Unnamed: 0,codigo_postal,tipo,m2Terreno,m2Construccion,recamaras,Baños,pisos,precioVenta
0,3103,TERRENO,421.0,421.0,0.0,0.0,1.0,17000000
1,3910,TERRENO,385.12,385.12,0.0,0.0,1.0,17000000
2,3300,CASA,207.0,230.0,4.0,2.0,1.0,6000000
3,4890,CASA,482.0,637.0,4.0,5.5,3.0,14200000
4,6870,OTRO,542.0,542.0,0.0,0.0,3.0,62330000


In [15]:
# Find null values
for column in prices_df.columns:
    print(f'Column {column} has {prices_df[column].isnull().sum()} null values')

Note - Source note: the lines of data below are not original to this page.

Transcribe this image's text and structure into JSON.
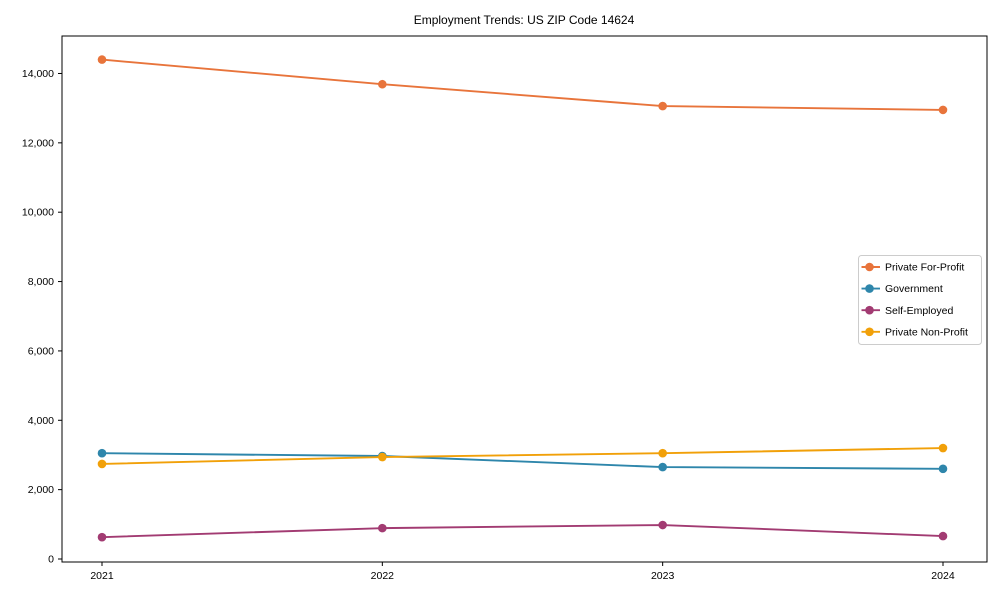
{
  "figure": {
    "title": "Employment Trends: US ZIP Code 14624"
  },
  "chart_data": {
    "type": "line",
    "title": "Employment Trends: US ZIP Code 14624",
    "xlabel": "",
    "ylabel": "",
    "x": [
      "2021",
      "2022",
      "2023",
      "2024"
    ],
    "series": [
      {
        "name": "Private For-Profit",
        "color": "#e8743b",
        "values": [
          14400,
          13690,
          13060,
          12950
        ]
      },
      {
        "name": "Government",
        "color": "#2e86ab",
        "values": [
          3050,
          2970,
          2650,
          2600
        ]
      },
      {
        "name": "Self-Employed",
        "color": "#a23b72",
        "values": [
          630,
          890,
          980,
          660
        ]
      },
      {
        "name": "Private Non-Profit",
        "color": "#f1a009",
        "values": [
          2740,
          2940,
          3050,
          3200
        ]
      }
    ],
    "yticks": {
      "values": [
        0,
        2000,
        4000,
        6000,
        8000,
        10000,
        12000,
        14000
      ],
      "labels": [
        "0",
        "2,000",
        "4,000",
        "6,000",
        "8,000",
        "10,000",
        "12,000",
        "14,000"
      ]
    },
    "ylim": [
      -90,
      15080
    ],
    "legend_position": "center right",
    "grid": false,
    "marker": "circle",
    "axis_color": "#000000",
    "legend_border_color": "#cccccc",
    "background_color": "#ffffff"
  }
}
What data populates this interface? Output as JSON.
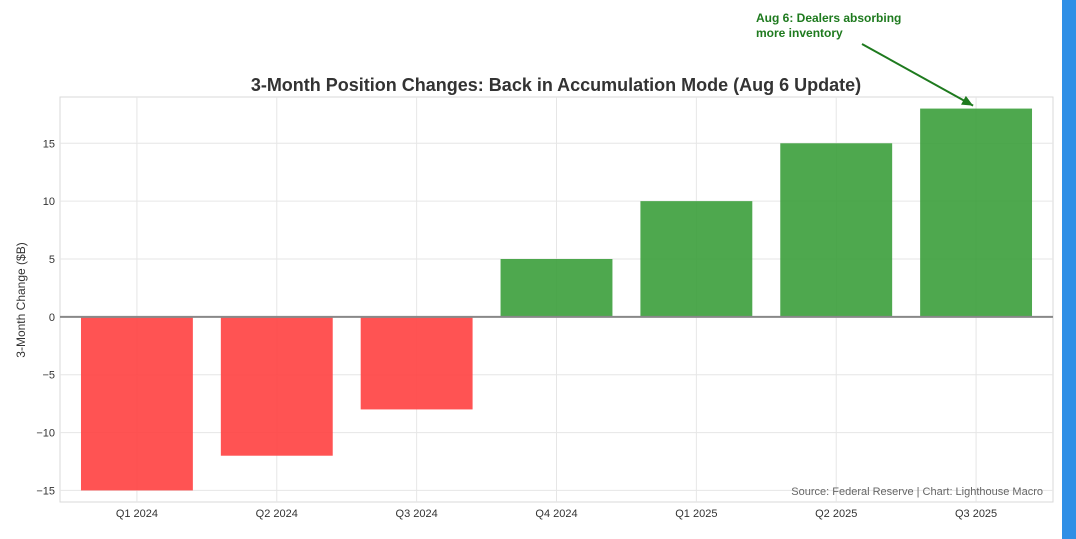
{
  "chart_data": {
    "type": "bar",
    "title": "3-Month Position Changes: Back in Accumulation Mode (Aug 6 Update)",
    "xlabel": "",
    "ylabel": "3-Month Change ($B)",
    "categories": [
      "Q1 2024",
      "Q2 2024",
      "Q3 2024",
      "Q4 2024",
      "Q1 2025",
      "Q2 2025",
      "Q3 2025"
    ],
    "values": [
      -15,
      -12,
      -8,
      5,
      10,
      15,
      18
    ],
    "ylim": [
      -16,
      19
    ],
    "yticks": [
      -15,
      -10,
      -5,
      0,
      5,
      10,
      15
    ],
    "ytick_labels": [
      "−15",
      "−10",
      "−5",
      "0",
      "5",
      "10",
      "15"
    ],
    "grid": true,
    "colors": {
      "positive": "#3b9e3b",
      "negative": "#ff4040",
      "annotation": "#1e7a1e",
      "zero_line": "#888888"
    },
    "annotation": {
      "lines": [
        "Aug 6: Dealers absorbing",
        "more inventory"
      ],
      "target_category": "Q3 2025",
      "target_value": 18
    },
    "source": "Source: Federal Reserve | Chart: Lighthouse Macro"
  }
}
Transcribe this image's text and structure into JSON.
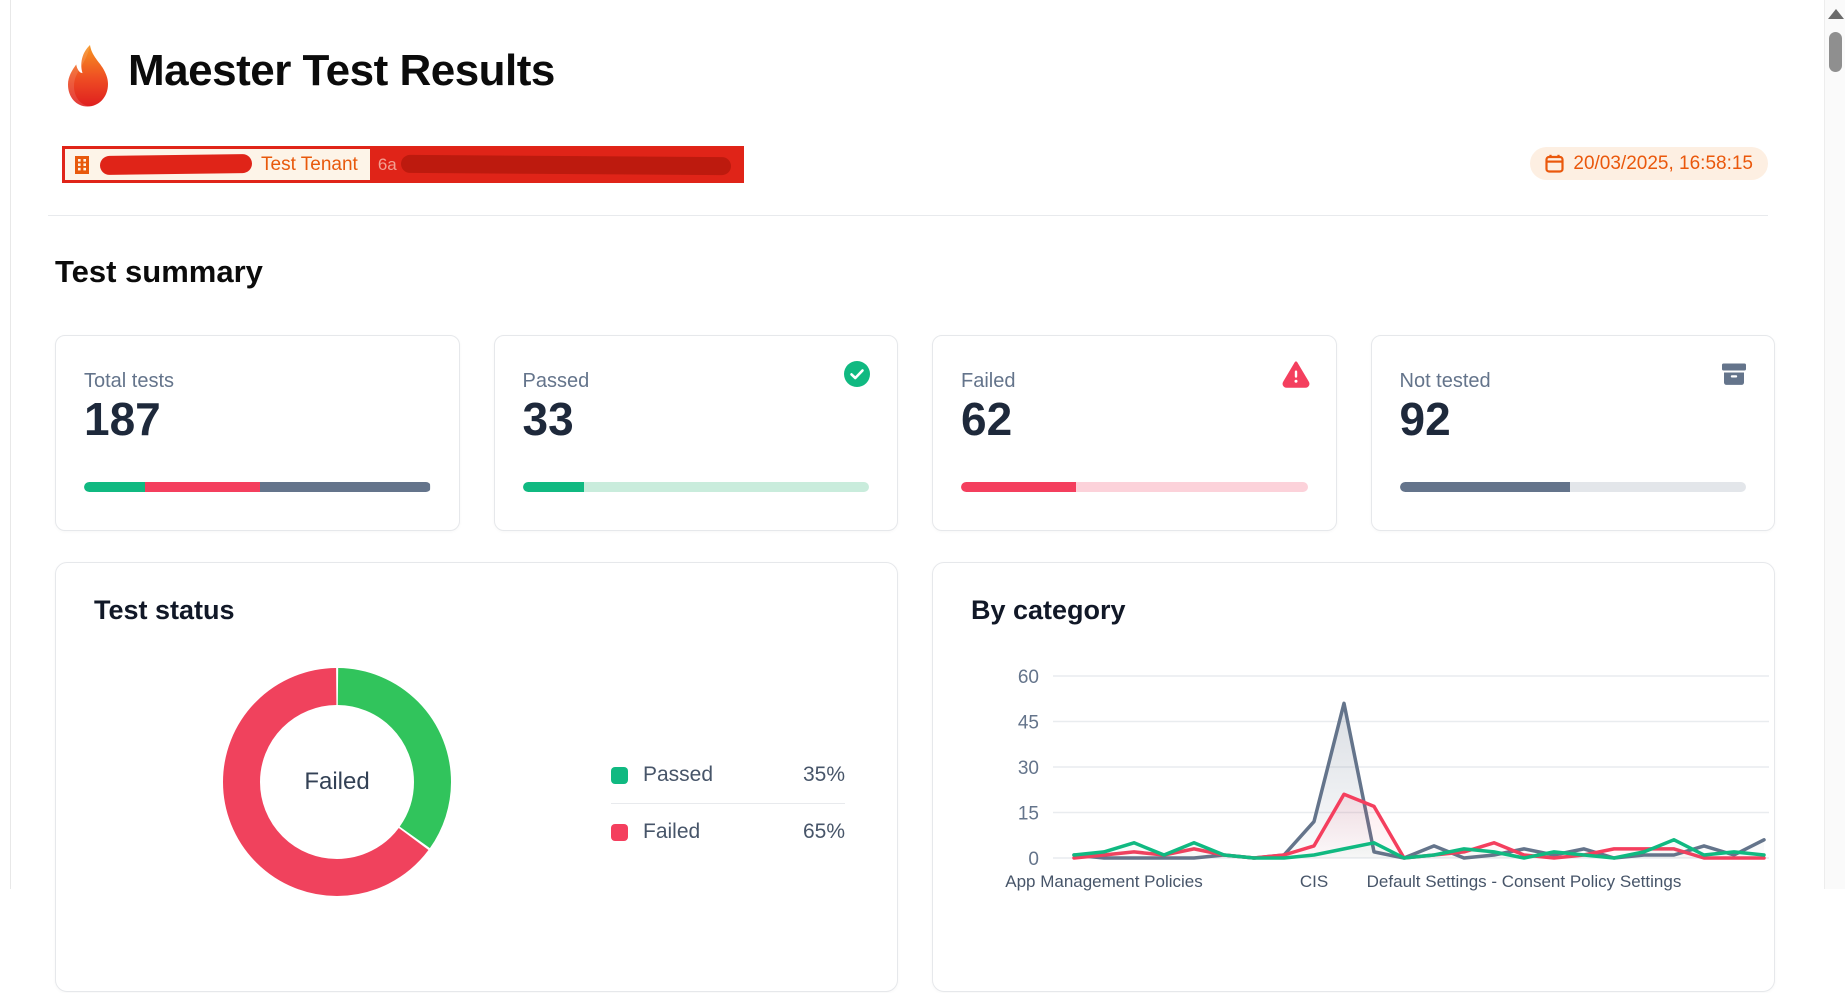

Column codigo_postal has 0 null values
Column tipo has 0 null values
Column m2Terreno has 691 null values
Column m2Construccion has 4 null values
Column recamaras has 0 null values
Column Baños has 0 null values
Column pisos has 0 null values
Column precioVenta has 0 null values


In [16]:
# replace Nan in m2terreno with m2construccion
prices_df.m2Terreno.fillna(prices_df.m2Construccion, inplace=True)
prices_df.head()

Unnamed: 0,codigo_postal,tipo,m2Terreno,m2Construccion,recamaras,Baños,pisos,precioVenta
0,3103,TERRENO,421.0,421.0,0.0,0.0,1.0,17000000
1,3910,TERRENO,385.12,385.12,0.0,0.0,1.0,17000000
2,3300,CASA,207.0,230.0,4.0,2.0,1.0,6000000
3,4890,CASA,482.0,637.0,4.0,5.5,3.0,14200000
4,6870,OTRO,542.0,542.0,0.0,0.0,3.0,62330000


In [17]:
# Find null values
for column in prices_df.columns:
    print(f'Column {column} has {prices_df[column].isnull().sum()} null values')

Column codigo_postal has 0 null values
Column tipo has 0 null values
Column m2Terreno has 4 null values
Column m2Construccion has 4 null values
Column recamaras has 0 null values
Column Baños has 0 null values
Column pisos has 0 null values
Column precioVenta has 0 null values


In [18]:
# Drop null rows
prices_df = prices_df.dropna()

In [19]:
# Find null values
for column in prices_df.columns:
    print(f'Column {column} has {prices_df[column].isnull().sum()} null values')

Column codigo_postal has 0 null values
Column tipo has 0 null values
Column m2Terreno has 0 null values
Column m2Construccion has 0 null values
Column recamaras has 0 null values
Column Baños has 0 null values
Column pisos has 0 null values
Column precioVenta has 0 null values


In [20]:
prices_df.m2Terreno = pd.to_numeric(prices_df.m2Terreno, 'coerce')
prices_df.m2Construccion = pd.to_numeric(prices_df.m2Construccion, 'coerce')

In [21]:
from sklearn.preprocessing import LabelEncoder
# Use labelencoder to convert tipo into integers
prices_df['tipo'] = LabelEncoder().fit_transform(prices_df['tipo'])

prices_df.head()

Unnamed: 0,codigo_postal,tipo,m2Terreno,m2Construccion,recamaras,Baños,pisos,precioVenta
0,3103,3,421.0,421.0,0.0,0.0,1.0,17000000
1,3910,3,385.12,385.12,0.0,0.0,1.0,17000000
2,3300,0,207.0,230.0,4.0,2.0,1.0,6000000
3,4890,0,482.0,637.0,4.0,5.5,3.0,14200000
4,6870,2,542.0,542.0,0.0,0.0,3.0,62330000


In [22]:
# Define features set
X = prices_df.copy()
X = X.drop('precioVenta', axis=1)

In [23]:
# Define target
y = prices_df['precioVenta'].values

In [24]:
# Split into train and test sets
X_train, X_test, y_train, y_test = train_test_split(X, y, random_state=1)

In [25]:
# Create StandardScaler instance
scaler = StandardScaler()

# Fit Standard Scaler
X_scaler = scaler.fit(X_train)

# Scale the data
X_train_scaled = X_scaler.transform(X_train)
X_test_scaled = X_scaler.transform(X_test)

In [26]:
# Creating the decision tree classifier instance
model = RandomForestClassifier(n_estimators=500, random_state=1)

# Fitting the model
model = model.fit(X_train_scaled, y_train)

ValueError: Input contains NaN, infinity or a value too large for dtype('float32').